John Roberts, 61, the head of the urology department who supervised the procedure, yesterday admitted all but one of the factual charges against him while denying serious professional misconduct.

Mahesh Goel, 41, the registrar who removed the kidney, also denies serious misconduct while admitting a number of the charges. Leighton Davies QC, for the GMC, described the gravity of the "thoughtless" and "easily avoidable" error as such that it amounted to a crime. The "abject, needless and inexcusable" negligence of each surgeon fell so far short of the standards expected of a reasonably careful surgeon, he insisted, it went far beyond "an episode of fault" that could be dealt with by civil liability or compensation.

The professional conduct committee heard that X-rays had been placed the wrong way round on an operating theatre viewing box and both doctors had ignored medical notes and failed to get consent for a right nephrectomy.

Mr Davies said both men's negligence "deserves to be, and in the public interest, should be, morally condemned as amounting to gross negligence - not just negligence but gross negligence."

Reeves, a retired pipe lagger, who had worked at Carmarthen Power Station, had the operation at the Prince Philip Hospital at Llanelli, in January 2000.

He died of respiratory failure in March that year after the error was spotted and he was transferred to the Morriston Hospital, Swansea, for specialist dialysis in a "desperate" attempt to make the remaining kidney work.

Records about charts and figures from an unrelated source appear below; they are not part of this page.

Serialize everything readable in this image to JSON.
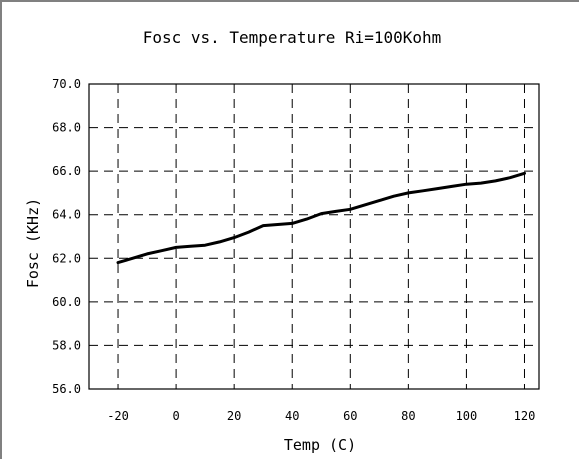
{
  "chart_data": {
    "type": "line",
    "title": "Fosc vs. Temperature Ri=100Kohm",
    "xlabel": "Temp (C)",
    "ylabel": "Fosc (KHz)",
    "xlim": [
      -30,
      125
    ],
    "ylim": [
      56.0,
      70.0
    ],
    "xticks": [
      -20,
      0,
      20,
      40,
      60,
      80,
      100,
      120
    ],
    "xtick_labels": [
      "-20",
      "0",
      "20",
      "40",
      "60",
      "80",
      "100",
      "120"
    ],
    "yticks": [
      56.0,
      58.0,
      60.0,
      62.0,
      64.0,
      66.0,
      68.0,
      70.0
    ],
    "ytick_labels": [
      "56.0",
      "58.0",
      "60.0",
      "62.0",
      "64.0",
      "66.0",
      "68.0",
      "70.0"
    ],
    "grid": true,
    "legend": false,
    "series": [
      {
        "color": "#000000",
        "x": [
          -20,
          -15,
          -10,
          -5,
          0,
          5,
          10,
          15,
          20,
          25,
          30,
          35,
          40,
          45,
          50,
          55,
          60,
          65,
          70,
          75,
          80,
          85,
          90,
          95,
          100,
          105,
          110,
          115,
          120
        ],
        "y": [
          61.8,
          62.0,
          62.2,
          62.35,
          62.5,
          62.55,
          62.6,
          62.75,
          62.95,
          63.2,
          63.5,
          63.55,
          63.6,
          63.8,
          64.05,
          64.15,
          64.25,
          64.45,
          64.65,
          64.85,
          65.0,
          65.1,
          65.2,
          65.3,
          65.4,
          65.45,
          65.55,
          65.7,
          65.9
        ]
      }
    ]
  }
}
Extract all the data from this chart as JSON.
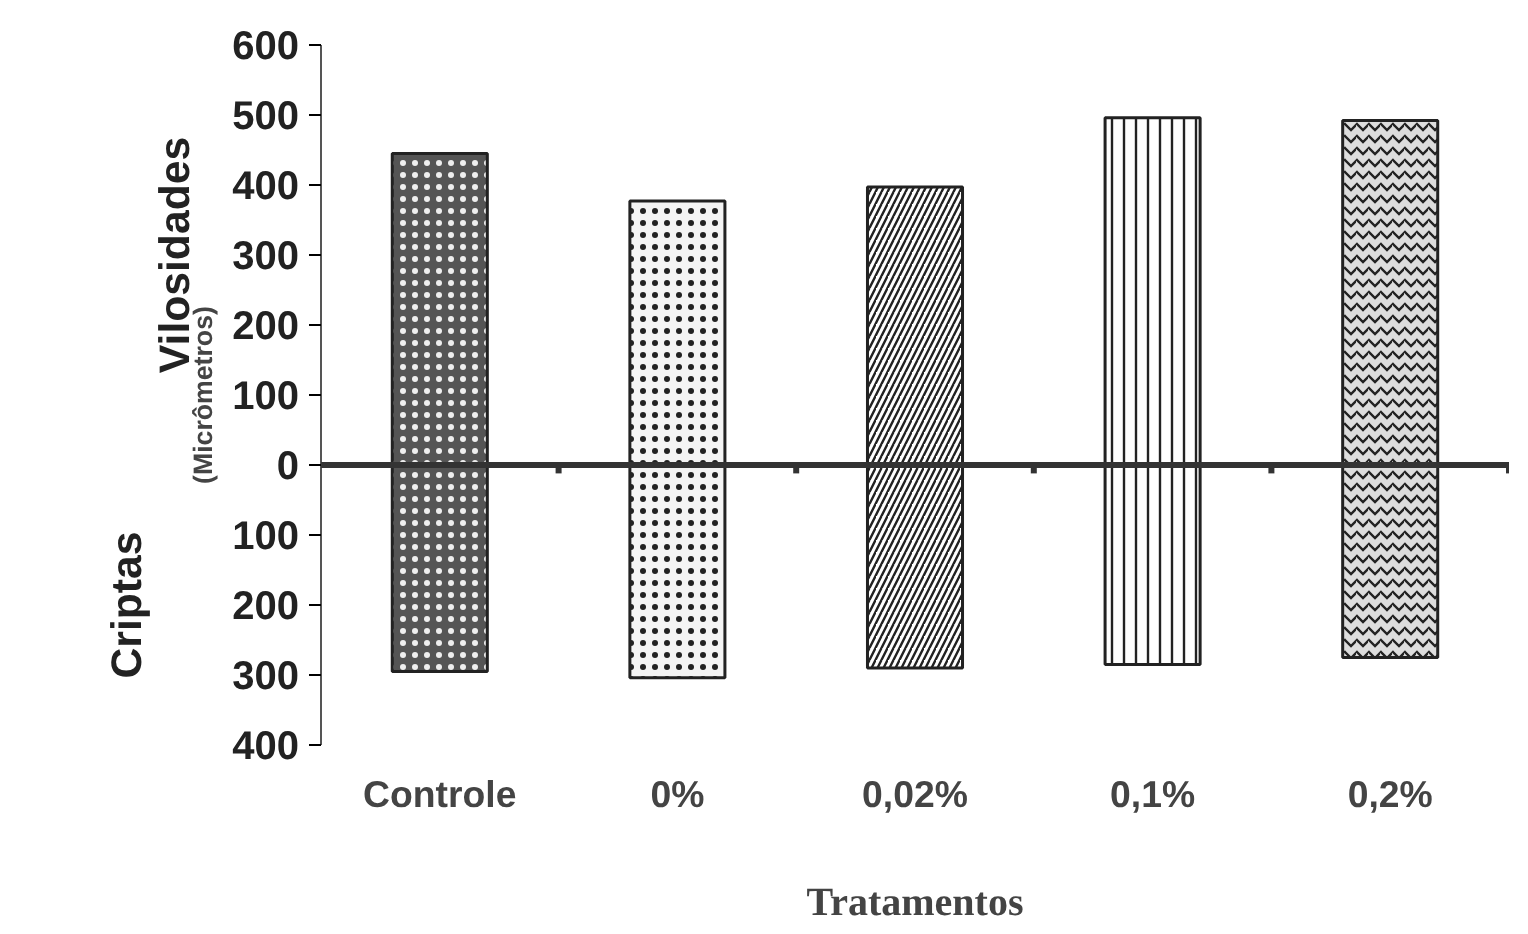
{
  "chart_data": {
    "type": "bar",
    "xlabel": "Tratamentos",
    "ylabel": "(Micrômetros)",
    "categories": [
      "Controle",
      "0%",
      "0,02%",
      "0,1%",
      "0,2%"
    ],
    "series": [
      {
        "colors": [
          "#555555",
          "#f4f4f4",
          "#ffffff",
          "#ffffff",
          "#dddddd"
        ],
        "values": [
          445,
          377,
          397,
          496,
          492
        ]
      },
      {
        "colors": [
          "#555555",
          "#f4f4f4",
          "#ffffff",
          "#ffffff",
          "#dddddd"
        ],
        "values": [
          -295,
          -304,
          -290,
          -285,
          -275
        ]
      }
    ],
    "ylim": [
      -400,
      600
    ],
    "yticks": [
      {
        "value": -400,
        "label": "400"
      },
      {
        "value": -300,
        "label": "300"
      },
      {
        "value": -200,
        "label": "200"
      },
      {
        "value": -100,
        "label": "100"
      },
      0,
      100,
      200,
      300,
      400,
      500,
      600
    ],
    "stacked": true,
    "annotations": [
      "Vilosidades",
      "Criptas"
    ]
  }
}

Mr Roberts and Mr Goel were prosecuted for manslaughter at Cardiff Crown Court in June 2002. But the prosecution's case collapsed after a key witness, the pathologist Dr Andrew Davison, told the court he could not be sure Reeves, of Burry Port, Carmarthenshire, died as a result of the blunder. The jury was directed to acquit. But Mr Davies stressed yesterday: "It is important for me to emphasise, and for you to appreciate, that the decision of the prosecution to offer no further evidence was based on the pathologist's evidence on his inability to prove to the criminal standard, that the respondents' negligence had caused Reeves to die. It was not brought about by a lack of evidence that each of them were grossly negligent - there was ample evidence each of them had been."

The barrister described the removal of the left organ - "the kidney that was keeping him alive" - as a "drastic surgical error".

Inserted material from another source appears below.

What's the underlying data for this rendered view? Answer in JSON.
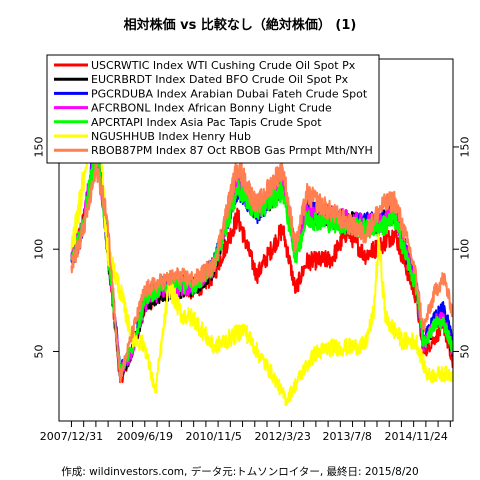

"In fact, it was described by Roberts himself in the immediate aftermath when he produced his explanation the following day, as an error which was appalling," said Mr Davies.

The mistake came to light two hours after the procedure, when medical staff in the intensive therapy unit realised Reeves was not producing urine. When the surgeons read the patient and theatre notes the "catastrophic" error became apparent.

The doctors considered reimplanting the healthy kidney but this was not possible because it had been placed in sterilising fluid. Reeves was transferred to Swansea for dialysis in the hope that it would keep him alive. But it was a "desperate" attempt "doomed to failure".

Reeves continued to deteriorate and he contracted adult respiratory distress syndrome. The former pipe lagger, who retired aged 55, had already suffered from cardiovascular disease and a stroke before the abnormality in his right kidney was discovered in June 1999. The hearing continues.